Il problema è che facendo scegliere il candidato alla convenzione si arriverebbe a ridosso delle elezioni, e forse non ci sarebbe tempo per cambiare cavallo in corsa e reimpostare la campagna elettorale. Una variante di questo scenario, quindi, sarebbe quella di lanciare da subito (cioè dal momento in cui Biden si dimetterà) miniprimarie in tutti gli Stati per la selezione del o dei candidati da portare alla convenzione. Ci sarebbe così anche il vantaggio di una grande e continua visibilità mediatica (i media non parlerebbero d’altro che dei candidati democratici in lizza tra loro) che lascerebbe Trump, letteralmente, senza parola.
Qualche mese fa, dopo le primarie del Super Tuesday, con risultati scontati sia per Biden sia per Trump, da queste pagine avevamo annunciato che sarebbero state le primarie più noiose di sempre senza veri candidati a contenderle (vedi qui). Ci sbagliavamo. Il minimo che si può dire dell’attuale situazione, per quanto disastrosa per Biden e pericolosa per la democrazia americana, è che le prossime elezioni presidenziali si annunciano tra le più interessanti da molti decenni a questa parte.

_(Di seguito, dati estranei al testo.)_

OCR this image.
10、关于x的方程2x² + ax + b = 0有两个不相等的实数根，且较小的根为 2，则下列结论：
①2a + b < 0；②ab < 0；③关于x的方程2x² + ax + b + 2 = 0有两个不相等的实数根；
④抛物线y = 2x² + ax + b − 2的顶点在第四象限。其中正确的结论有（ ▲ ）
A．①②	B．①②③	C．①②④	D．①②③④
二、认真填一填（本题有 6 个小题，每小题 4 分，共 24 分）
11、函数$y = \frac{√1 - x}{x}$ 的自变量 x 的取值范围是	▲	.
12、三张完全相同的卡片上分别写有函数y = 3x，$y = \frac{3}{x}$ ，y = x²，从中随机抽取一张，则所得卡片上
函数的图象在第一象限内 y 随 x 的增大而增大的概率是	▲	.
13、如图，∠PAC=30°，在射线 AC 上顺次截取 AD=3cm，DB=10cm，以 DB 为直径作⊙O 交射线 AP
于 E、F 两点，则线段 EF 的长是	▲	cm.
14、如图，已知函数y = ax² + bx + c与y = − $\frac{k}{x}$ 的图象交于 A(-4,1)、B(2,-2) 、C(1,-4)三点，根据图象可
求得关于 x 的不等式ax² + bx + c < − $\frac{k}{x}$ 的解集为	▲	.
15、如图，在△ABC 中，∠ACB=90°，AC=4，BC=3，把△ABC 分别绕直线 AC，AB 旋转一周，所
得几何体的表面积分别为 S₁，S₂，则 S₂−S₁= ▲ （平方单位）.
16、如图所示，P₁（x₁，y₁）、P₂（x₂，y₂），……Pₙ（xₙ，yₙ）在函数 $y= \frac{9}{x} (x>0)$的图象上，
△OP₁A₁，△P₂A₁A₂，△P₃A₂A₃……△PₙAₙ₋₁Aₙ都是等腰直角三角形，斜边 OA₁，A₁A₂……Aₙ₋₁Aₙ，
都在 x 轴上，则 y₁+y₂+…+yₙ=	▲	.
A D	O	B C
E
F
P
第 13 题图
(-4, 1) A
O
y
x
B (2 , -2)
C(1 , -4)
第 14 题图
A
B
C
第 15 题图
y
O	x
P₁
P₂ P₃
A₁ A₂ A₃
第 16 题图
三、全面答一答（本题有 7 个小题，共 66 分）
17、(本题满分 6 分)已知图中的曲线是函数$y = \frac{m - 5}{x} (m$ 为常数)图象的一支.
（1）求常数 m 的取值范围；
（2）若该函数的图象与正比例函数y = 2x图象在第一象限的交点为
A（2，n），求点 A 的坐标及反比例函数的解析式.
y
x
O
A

Post-scriptum – Il 14 luglio, uno squilibrato ha sparato a Donald Trump durante un comizio in Pennsylvania: oltre all’attentatore, un uomo è morto e altri due sono rimasti gravemente feriti. Trump se l’è cavata con una ferita di striscio. Si tratta soltanto della 262esima strage dall’inizio dell’anno, e – a parte la visibilità del bersaglio principale – al pari delle precedenti non avrebbe meritato l’attenzione dei media. È presto per fare considerazioni politiche sulle conseguenze del grave gesto; ma una è particolarmente preoccupante per Biden e i democratici: quando, il 30 marzo del 1981, Ronald Reagan venne ferito gravemente da un attentatore, nei giorni successivi la sua popolarità crebbe di circa 7 punti.